O historiador Rafael Dantas explica que a festa foi influenciada pela forte relação da cidade com o culto às águas. Assim, a tradição foi iniciada no século XX por pescadores do bairro, que presenteavam Iemanjá e pediam sabedoria e proteção.

“Os homens sempre tiveram esse vínculo com o mar de uma forma muito forte. Então esse respeito e saudações aos mares ajudam a compreender essa própria história de Salvador”, afirma o estudioso.

Até hoje, milhares de pessoas levam seus presentes ao caramanchão, espaço que reúne os balaios, e realizam seus pedidos e agradecimentos. Mais tarde, o presente é levado até o mar pelos pescadores, por volta das 16h. Outros devotos optam por realizar a travessia em barcos independentes e deixar as flores no mar.

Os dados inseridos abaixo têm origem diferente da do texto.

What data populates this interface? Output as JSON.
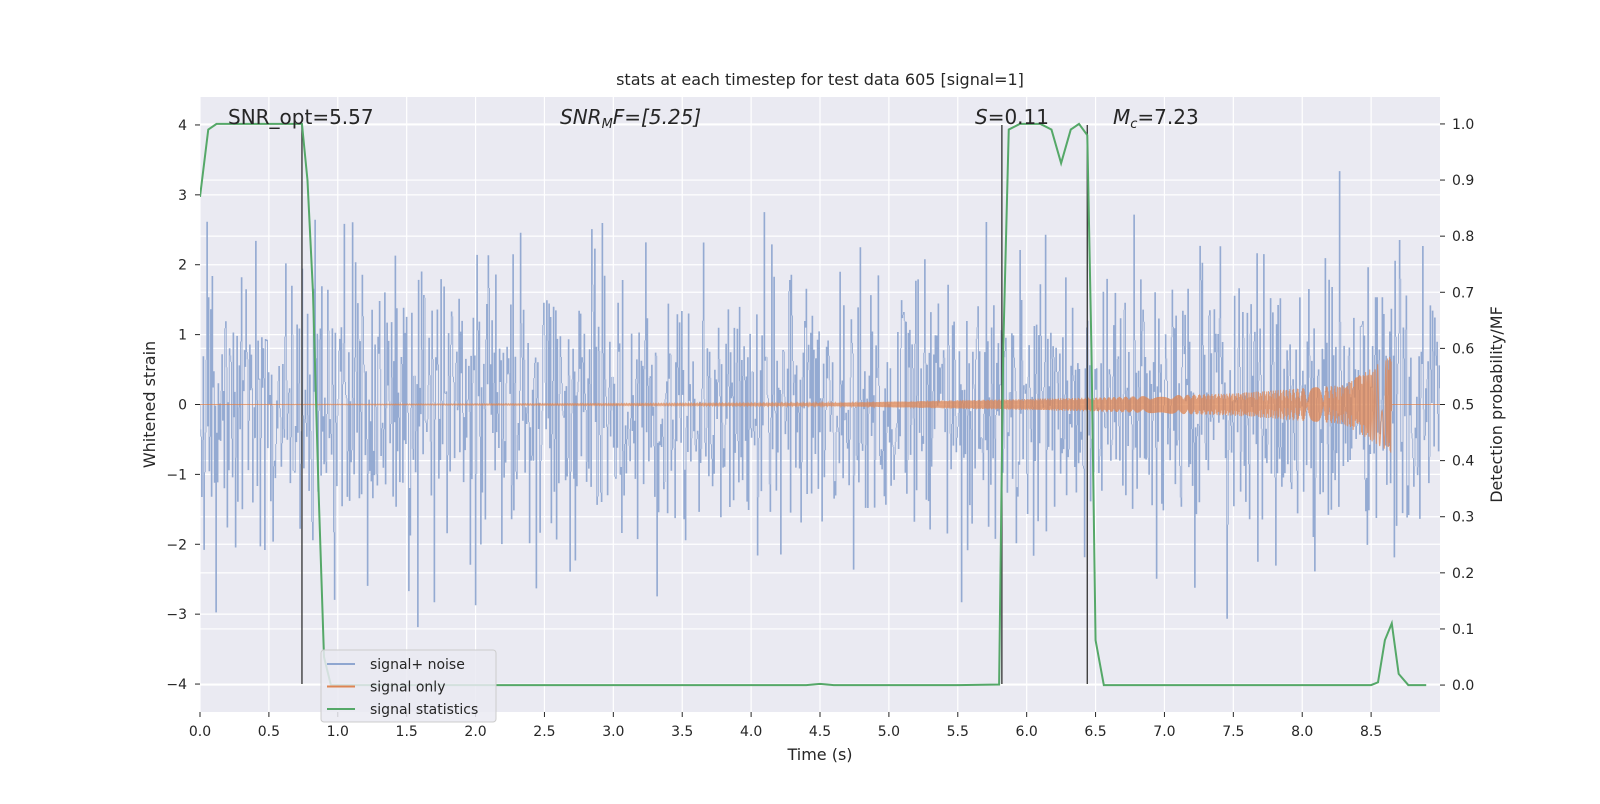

Balaio de oferendas para Iemanjá

Na multidão, muitos turistas conhecem a festa pela primeira vez, como Patrícia Catarina, moradora de Curitiba, que não conteve as lágrimas ao falar da comemoração. “É emocionante. Eu estou conhecendo a Umbanda e é nela que eu me fortaleço todos os dias. Na Bahia que eu me encontro”, afirmou.

Segundo estimativa da Secretaria de Cultura e Turismo (Secult) do município, até 40% do público é formado por turistas.

O dia também é marcado pela presença de fiéis antigos. Anália Santana é frequentadora há pelo menos 10 anos e afirma ter recebido um “chamado”.

“Eu recebi uma mensagem por sonho, sonhei três dias que eu tinha que vir aqui no mar trazer flores e levar até o presente. Então faço isso. É um prazer vir receber essa energia que só tem na festa de Iemanjá”, contou ao Bahia Notícias.

Com a celebração em Salvador, a cidade reforça sua relação com as águas e as tradições afro-brasileiras que marcam a região há mais de um século, atraindo visitantes de todo o país e do exterior.